Chef Ryan Olmos used to be the Execuchef at Eatzi’s for six years before he helmed the kitchen at Urban Rio. Now he’s el capitan on 1000 E. 14th Street in Plano, and his menu is what you’d expect from a Tex-Mex.. I mean, Nex-Mex restaurant: quesadillas, tacos, enchiladas, fajitas, the works.
There are exceptions that make Urban Rio a stand-out restaurant, and one that I’m sure many people will travel to Plano just to visit. For one, all the corn tortillas are made in house. “We take the corn and grind it ourselves [in the molino] and then we make the corn tortillas from that,” Shea explains. And, two, the tamale pie ($10.75), which Nathan Shea describes as a “Mexican pot pie,” isn’t a dish you see all that often. The fresh masa dough, diced chicken, chipotle crema, and Chihuahua cheese is served bubbling hot. It makes you feel as if you’ve just wrapped yourself in a comfy blanket after your first bite.
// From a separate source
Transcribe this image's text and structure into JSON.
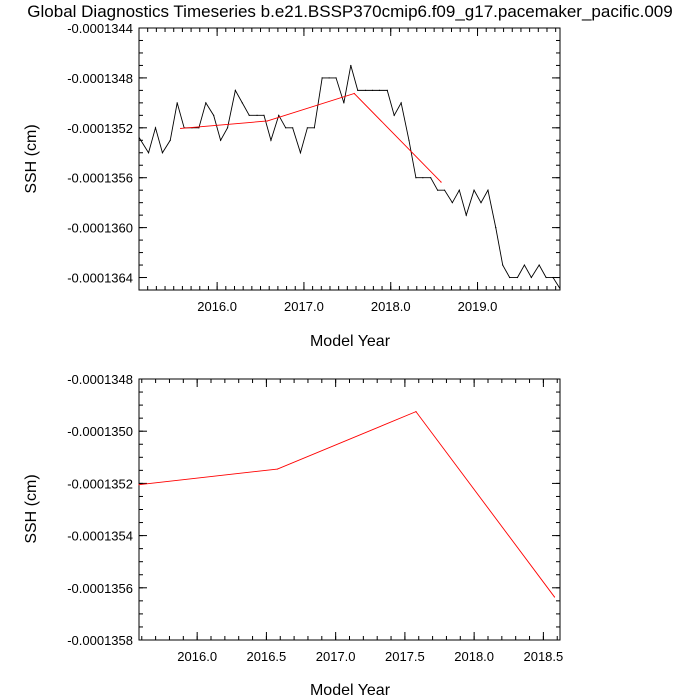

The grilled chicken rio club quesadillas are reasonably priced at $8.25, and stuffed with marinated chicken breast, refried black beans, caramelized onion, and Monterrey Jack cheese. This is an appetizer that could fill you up quickly because of its size. But this is Texas, and most people are used to eating big portions these days.
Inside Urban Rio is a Rio Grande Valley-inspired interior that gives off a cool, desert-y vibe. The colors are earthy, yet vibrant at the same time. On the Rocks also serves the same food as Urban Rio, but the lights that change under the full bar make it more hip for twenty and thirty-somethings looking for a place to hang out. “The original Plano Ice House was built in 1917 and we incorporated the ice house theme into this part of the bar,” said Shea. He proudly showed us an old ice box he bought to use as decoration.
Shea also told us that there was a two-hour wait the first weekend Urban Rio opened. Pretty crazy. This place is already bound to be a hotspot for those who live in Plano.